Team Selection Test for IMO

Lemma. Let $a$ and $n$ be integers such that $a\equiv 1(\mathrm{mod}p)$ for each prime $p\nmid n$ and $a_n=1+a+a^2+\cdots +a^{n-1}$. Then $n\mid a_n$.

Proof of the lemma. Let $p^r$ be the largest power of the prime number $p$ such that $p^r\mid n$. We will prove the equality $$1+a+a^2+\cdots +a^{n-1}=\left(1+a^{p^r}+a^{2p^r}+\cdots +a^{(p-1)p^r}\right)\prod _{k=1}^r\left(1+a^{p^{k-1}}+a^{2p^{k-1}}+\cdots +a^{(p-1)p^{k-1}}\right)$$ for each integer $a$. If $a=1$ the left-hand side is $n$ and the right-hand side is $\frac{n}{p^r}{p}^r=n$ (one $p$ for each term in the product). Let $a\ne 1$. If we multiply the left-hand side and right-hand side by $a-1$ from the right we get $$\begin{array}{rl}& (a-1)(1+a+\cdots +a^{p-1})(1+a^p+a^{2p}+\cdots +a^{(p-1)p})\dots \left(1+a^{2p^r}+\cdots +a^{p^r}\right)\\ & =(a^p-1)(1+a^p+a^{2p}+\cdots +a^{(p-1)p})\dots \left(1+a^{2p^r}+\cdots +a^{p^r}\right)\\ & =(a^{p^2}-1)(1+a^{p^2}+\cdots +a^{(p-1)p^2})\dots \left(1+a^{p^{k-1}}+\cdots +a^{p^{k-1}}\right)\\ & =(a^{p^r}-1)\left(1+a^{p^r}+\cdots +a^{p^{r-1}}\right)=a^n-1\end{array}$$ Each expression in the product is divisible by $p$ since $$1+a^{p^{k-1}}+a^{2p^{k-1}}+\cdots +a^{(p-1)p^{k-1}}=(a^{p^{k-1}}-1)+(a^{2p^{k-1}}-1)+\cdots +(a^{(p-1)p^{k-1}}-1)+p$$ each of the expressions in brackets is divisible by $p$.

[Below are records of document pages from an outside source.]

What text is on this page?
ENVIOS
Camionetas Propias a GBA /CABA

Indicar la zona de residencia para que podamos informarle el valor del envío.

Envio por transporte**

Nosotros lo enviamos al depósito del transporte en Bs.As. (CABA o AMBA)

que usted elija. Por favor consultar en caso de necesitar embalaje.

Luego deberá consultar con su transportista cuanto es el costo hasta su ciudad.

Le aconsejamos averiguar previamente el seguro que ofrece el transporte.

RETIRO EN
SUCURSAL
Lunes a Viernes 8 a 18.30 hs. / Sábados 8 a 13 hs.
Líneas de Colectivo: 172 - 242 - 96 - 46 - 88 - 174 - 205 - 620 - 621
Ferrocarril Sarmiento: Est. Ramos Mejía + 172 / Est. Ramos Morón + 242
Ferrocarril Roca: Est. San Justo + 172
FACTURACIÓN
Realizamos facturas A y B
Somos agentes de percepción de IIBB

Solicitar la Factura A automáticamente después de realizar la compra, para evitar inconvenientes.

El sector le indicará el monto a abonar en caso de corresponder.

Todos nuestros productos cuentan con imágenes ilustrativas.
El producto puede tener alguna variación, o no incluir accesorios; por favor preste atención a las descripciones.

Without loss of generality we can assume that $n_1<n_2$. It is clear that $$\frac{a_{n_2}-a_{n_1}}{n_2-n_1}=\frac{1+a+\cdots +a^{n_2-1}-1-a-\cdots -a^{n_1-1}}{n_2-n_1}=\frac{a^{n_1}(1+a+\cdots +a^{n_2-n_1-1})}{n_2-n_1}$$ Using the lemma we get $(n_2-n_1)\mid a_{n_2-n_1}$ from where we get that the number $\frac{a_{n_2}-a_{n_1}}{n_2-n_1}$ is a natural number.